I almost never can keep on doing same things over and over. As such I decided a year ago to become an entrepreneur. a self employed. Somehow I made it for the last year and up to this month, although I keep saying I should be making more.
Objectively I had more than what I have when I was still employed. My state of health is great. No nausea, complete even excess sleep, good appetite, strong healthy body, with time for exercise etcs.
I have achieve my first goal in being an entrepreneur - that is to regain my health ( I gained the lbs that i lost) and to have more time in my hand. Plus resources.
My family is beginning to relate to me as someone who can make things happen. Just because I appear to be well off - being someone who always have cash on hand whenever anyone of them gets short on cash. I wasn't like that before, i was always the one borrowing.
Mom is no longer asking me to go back to employment although she's urging me to update my payment for my pension plan and get a health card so that I don't have to worry if I'll need it one day.
My elder sister, the one who's always been at the top of us all when it comes to earning, she's got an excessively high paying job says i got lucky with my businesses. A sense of approval that I never got from her before.
And on top of it all I found this guy who wants to marry me. Yes, it happened too fast. But day by day we're getting to know each other more, and I can't find any reason to complain or doubt. We've set the date - March 2010
And although life seems to be going my way I still say I haven't got it figure out, how did it happen, you know steps for success and all those stuffs. I just say, I'm happy today and I love life.
I still doubt myself, my capabilities, if i can make things work always, if jerry and I will work out in the long run, if I can stand by my commitments to my family, to the society to the world. And even if I do, will I make a difference, will it do something good, will it create a world with people happy about themselves and their lives.
Truth is, most of the time I care only about my own future and the people I love. I hardly have time to think about other people as I say to myself that I have enough to worry about already. But then logically it is still inescapable that loving one person truly is also like loving the whole world. Like for example I love my niece angela and I am always there for her but try as I might there will be times that she'll need help from other people And I can only pray that there will be help coming her way.
How can I assure that? Maybe by doing the same thing for other people that I hardly know, to set the example, to create that kind of world, where people help people irregardless if they know each other or if they will see each other again. Paying it forward.

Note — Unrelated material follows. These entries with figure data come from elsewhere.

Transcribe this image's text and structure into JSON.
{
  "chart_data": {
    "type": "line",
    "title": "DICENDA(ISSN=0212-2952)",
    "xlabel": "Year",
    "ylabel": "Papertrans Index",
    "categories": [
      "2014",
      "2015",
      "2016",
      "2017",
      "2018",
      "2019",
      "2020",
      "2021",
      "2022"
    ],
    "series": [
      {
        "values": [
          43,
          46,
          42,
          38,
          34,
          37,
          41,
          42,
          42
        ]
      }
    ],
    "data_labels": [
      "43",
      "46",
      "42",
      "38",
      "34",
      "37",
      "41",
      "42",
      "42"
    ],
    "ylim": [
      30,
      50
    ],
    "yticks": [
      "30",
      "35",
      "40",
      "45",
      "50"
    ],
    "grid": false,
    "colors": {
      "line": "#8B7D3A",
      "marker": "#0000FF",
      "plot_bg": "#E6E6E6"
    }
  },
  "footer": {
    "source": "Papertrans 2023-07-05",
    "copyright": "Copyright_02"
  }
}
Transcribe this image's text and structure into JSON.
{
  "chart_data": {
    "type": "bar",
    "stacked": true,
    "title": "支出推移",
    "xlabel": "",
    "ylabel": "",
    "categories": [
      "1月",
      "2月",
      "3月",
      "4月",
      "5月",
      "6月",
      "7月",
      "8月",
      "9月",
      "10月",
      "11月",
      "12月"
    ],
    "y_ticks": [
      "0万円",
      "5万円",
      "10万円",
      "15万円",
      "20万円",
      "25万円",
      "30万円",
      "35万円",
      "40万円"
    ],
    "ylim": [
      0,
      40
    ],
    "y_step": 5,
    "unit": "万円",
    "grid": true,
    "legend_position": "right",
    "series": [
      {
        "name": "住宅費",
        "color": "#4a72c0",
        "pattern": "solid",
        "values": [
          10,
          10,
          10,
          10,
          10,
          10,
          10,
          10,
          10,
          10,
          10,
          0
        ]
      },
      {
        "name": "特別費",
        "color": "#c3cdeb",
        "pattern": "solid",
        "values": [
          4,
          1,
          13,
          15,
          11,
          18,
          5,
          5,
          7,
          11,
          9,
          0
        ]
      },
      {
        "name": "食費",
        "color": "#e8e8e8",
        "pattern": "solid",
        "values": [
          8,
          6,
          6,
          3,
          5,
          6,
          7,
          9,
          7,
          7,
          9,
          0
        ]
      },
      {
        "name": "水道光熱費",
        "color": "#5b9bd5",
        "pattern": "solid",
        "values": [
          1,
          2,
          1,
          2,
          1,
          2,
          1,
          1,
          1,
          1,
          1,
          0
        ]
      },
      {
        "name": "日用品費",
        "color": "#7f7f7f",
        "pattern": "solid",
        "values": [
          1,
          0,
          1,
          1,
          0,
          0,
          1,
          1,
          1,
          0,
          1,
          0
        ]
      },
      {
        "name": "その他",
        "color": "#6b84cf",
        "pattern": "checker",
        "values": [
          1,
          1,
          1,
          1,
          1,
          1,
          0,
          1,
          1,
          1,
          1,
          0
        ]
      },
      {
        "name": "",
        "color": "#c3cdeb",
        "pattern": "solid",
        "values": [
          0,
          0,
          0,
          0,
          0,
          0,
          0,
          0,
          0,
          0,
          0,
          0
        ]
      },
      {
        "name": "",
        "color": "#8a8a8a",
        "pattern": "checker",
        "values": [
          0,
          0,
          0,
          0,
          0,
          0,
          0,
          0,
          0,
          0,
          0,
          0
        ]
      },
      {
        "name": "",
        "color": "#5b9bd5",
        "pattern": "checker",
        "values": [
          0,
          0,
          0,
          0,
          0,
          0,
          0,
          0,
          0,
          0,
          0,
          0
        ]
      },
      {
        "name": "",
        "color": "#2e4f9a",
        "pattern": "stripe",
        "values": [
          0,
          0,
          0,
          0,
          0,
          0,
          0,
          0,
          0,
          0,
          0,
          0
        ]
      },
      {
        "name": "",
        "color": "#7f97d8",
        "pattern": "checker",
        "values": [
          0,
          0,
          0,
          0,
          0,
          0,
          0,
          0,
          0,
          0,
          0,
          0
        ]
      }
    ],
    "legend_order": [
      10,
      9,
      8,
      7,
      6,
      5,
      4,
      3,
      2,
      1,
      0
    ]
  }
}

hmm, I'm not sure if it'll work but I'm doing that now, and don't see anything wrong with it, I help people, and they don't have to be anyone or someone- just people.
I don't need too many justifications, or reasons for doing things, I find it troublesome and doesn't get anything done. I just do things that I think is right, make amends and take responsibility for my actions that doesn't go right.
I'm still up sometimes thinking. or figuring. I may never get there. you know, figuring it all out like a buddha. reaching nirvana and touching people's live each time I passed by. But for now I'd say, I got a bigger life, I got bigger than my life. I may not be caring at all times but I'm for a world that works for everyone. FOR EVERYONE.